Allgemeine Geschäftsbedingungen
Version: 22. Mai 2026
Allgemeine Geschäftsbedingungen für Dienstleistungen in der Informationstechnologie und Softwareentwicklung von JLE Systems - Ing. Julian Lamplmair.
1. Geltungsbereich und Definitionen
1.1 Diese Allgemeinen Geschäftsbedingungen (AGB) gelten für alle gegenwärtigen und zukünftigen Dienstleistungen, Lieferungen und Angebote, die Ing. Julian Lamplmair (im Folgenden "Auftragnehmer" oder "JLE Systems" genannt) erbringt.
1.2 Vertragspartner ist:
JLE Systems – Ing. Julian Lamplmair
Reitern 21/2
4213 Unterweitersdorf
Österreich
(Einzelunternehmen, nicht im Firmenbuch eingetragen)
1.3 Kunden: Das Angebot richtet sich an Unternehmer und Verbraucher.
- Unternehmer ist, wer ein Unternehmen betreibt (i.S.d. § 1 UGB).

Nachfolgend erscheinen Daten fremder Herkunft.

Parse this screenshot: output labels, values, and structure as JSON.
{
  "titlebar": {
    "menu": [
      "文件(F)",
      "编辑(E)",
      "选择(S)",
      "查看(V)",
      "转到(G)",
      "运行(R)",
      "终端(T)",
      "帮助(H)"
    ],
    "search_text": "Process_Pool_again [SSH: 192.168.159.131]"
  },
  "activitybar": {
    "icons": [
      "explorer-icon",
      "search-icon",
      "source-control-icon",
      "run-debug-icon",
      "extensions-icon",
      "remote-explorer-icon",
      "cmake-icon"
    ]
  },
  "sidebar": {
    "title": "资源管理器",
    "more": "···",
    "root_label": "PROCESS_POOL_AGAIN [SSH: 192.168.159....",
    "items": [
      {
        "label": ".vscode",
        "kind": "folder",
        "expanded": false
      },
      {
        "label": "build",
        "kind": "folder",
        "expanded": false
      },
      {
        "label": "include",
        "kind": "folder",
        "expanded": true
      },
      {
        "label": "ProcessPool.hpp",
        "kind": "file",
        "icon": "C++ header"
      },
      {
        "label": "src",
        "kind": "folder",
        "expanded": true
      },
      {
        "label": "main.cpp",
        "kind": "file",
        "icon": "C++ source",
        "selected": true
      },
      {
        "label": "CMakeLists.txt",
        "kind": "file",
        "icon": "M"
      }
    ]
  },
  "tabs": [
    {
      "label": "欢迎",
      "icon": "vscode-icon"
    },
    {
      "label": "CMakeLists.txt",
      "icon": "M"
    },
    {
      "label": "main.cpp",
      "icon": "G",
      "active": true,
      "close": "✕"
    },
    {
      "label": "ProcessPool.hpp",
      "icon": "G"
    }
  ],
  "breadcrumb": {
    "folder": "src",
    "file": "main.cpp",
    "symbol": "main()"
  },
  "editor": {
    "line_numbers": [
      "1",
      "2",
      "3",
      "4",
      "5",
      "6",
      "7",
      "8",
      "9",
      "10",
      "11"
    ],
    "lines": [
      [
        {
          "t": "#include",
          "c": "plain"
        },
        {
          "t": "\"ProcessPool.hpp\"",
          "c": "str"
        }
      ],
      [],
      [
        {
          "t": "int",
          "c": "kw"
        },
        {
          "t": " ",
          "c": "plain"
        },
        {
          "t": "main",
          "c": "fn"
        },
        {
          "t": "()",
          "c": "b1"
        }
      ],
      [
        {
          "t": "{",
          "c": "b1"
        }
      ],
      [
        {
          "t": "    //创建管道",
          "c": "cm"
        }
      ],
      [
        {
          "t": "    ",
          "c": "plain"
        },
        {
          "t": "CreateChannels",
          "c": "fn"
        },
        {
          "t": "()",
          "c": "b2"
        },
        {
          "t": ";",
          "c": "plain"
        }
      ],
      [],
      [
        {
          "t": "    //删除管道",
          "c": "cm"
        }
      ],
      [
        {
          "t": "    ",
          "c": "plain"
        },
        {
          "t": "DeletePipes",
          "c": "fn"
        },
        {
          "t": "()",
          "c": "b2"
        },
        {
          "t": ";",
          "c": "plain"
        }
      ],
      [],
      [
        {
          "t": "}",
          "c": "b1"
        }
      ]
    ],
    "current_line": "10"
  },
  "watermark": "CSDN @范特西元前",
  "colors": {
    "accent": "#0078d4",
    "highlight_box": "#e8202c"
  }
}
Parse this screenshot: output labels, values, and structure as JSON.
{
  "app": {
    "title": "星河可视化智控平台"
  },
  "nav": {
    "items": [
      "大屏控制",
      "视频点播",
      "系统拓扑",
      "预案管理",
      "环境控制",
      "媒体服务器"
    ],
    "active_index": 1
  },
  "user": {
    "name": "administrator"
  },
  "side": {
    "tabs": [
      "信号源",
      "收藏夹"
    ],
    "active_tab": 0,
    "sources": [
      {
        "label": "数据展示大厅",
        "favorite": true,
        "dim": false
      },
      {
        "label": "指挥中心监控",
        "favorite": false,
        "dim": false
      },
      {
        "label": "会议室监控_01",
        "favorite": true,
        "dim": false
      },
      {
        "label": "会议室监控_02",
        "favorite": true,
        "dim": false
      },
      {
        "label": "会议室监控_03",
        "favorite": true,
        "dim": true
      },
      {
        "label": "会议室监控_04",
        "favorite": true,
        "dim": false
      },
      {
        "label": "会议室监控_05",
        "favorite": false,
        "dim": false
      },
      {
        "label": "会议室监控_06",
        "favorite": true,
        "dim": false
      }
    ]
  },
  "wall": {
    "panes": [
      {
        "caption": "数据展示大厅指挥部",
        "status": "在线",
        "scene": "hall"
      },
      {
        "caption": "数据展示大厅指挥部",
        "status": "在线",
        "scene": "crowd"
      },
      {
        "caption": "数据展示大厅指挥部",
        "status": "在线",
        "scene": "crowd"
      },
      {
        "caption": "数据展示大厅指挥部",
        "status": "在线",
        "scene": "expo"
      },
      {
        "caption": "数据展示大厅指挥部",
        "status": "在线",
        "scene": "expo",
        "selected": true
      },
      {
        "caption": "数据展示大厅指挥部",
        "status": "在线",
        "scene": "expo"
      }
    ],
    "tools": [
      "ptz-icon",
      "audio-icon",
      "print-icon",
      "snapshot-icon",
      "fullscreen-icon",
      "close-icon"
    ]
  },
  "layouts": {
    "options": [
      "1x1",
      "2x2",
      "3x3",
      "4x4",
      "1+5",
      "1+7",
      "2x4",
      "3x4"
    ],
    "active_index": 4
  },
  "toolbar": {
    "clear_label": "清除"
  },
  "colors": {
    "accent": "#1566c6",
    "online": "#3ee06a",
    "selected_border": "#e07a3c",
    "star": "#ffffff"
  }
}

- Verbraucher ist, wer ein Rechtsgeschäft abschließt, das nicht zum Betrieb eines Unternehmens gehört (i.S.d. § 1 KSchG).
Soweit in diesen AGB für Unternehmer und Verbraucher unterschiedliche Regelungen gelten, wird dies an der jeweiligen Stelle ausdrücklich hervorgehoben. Für Verbraucher gelten zwingende gesetzliche Bestimmungen; abweichende Regelungen dieser AGB gelten nur, soweit sie gesetzlich zulässig sind.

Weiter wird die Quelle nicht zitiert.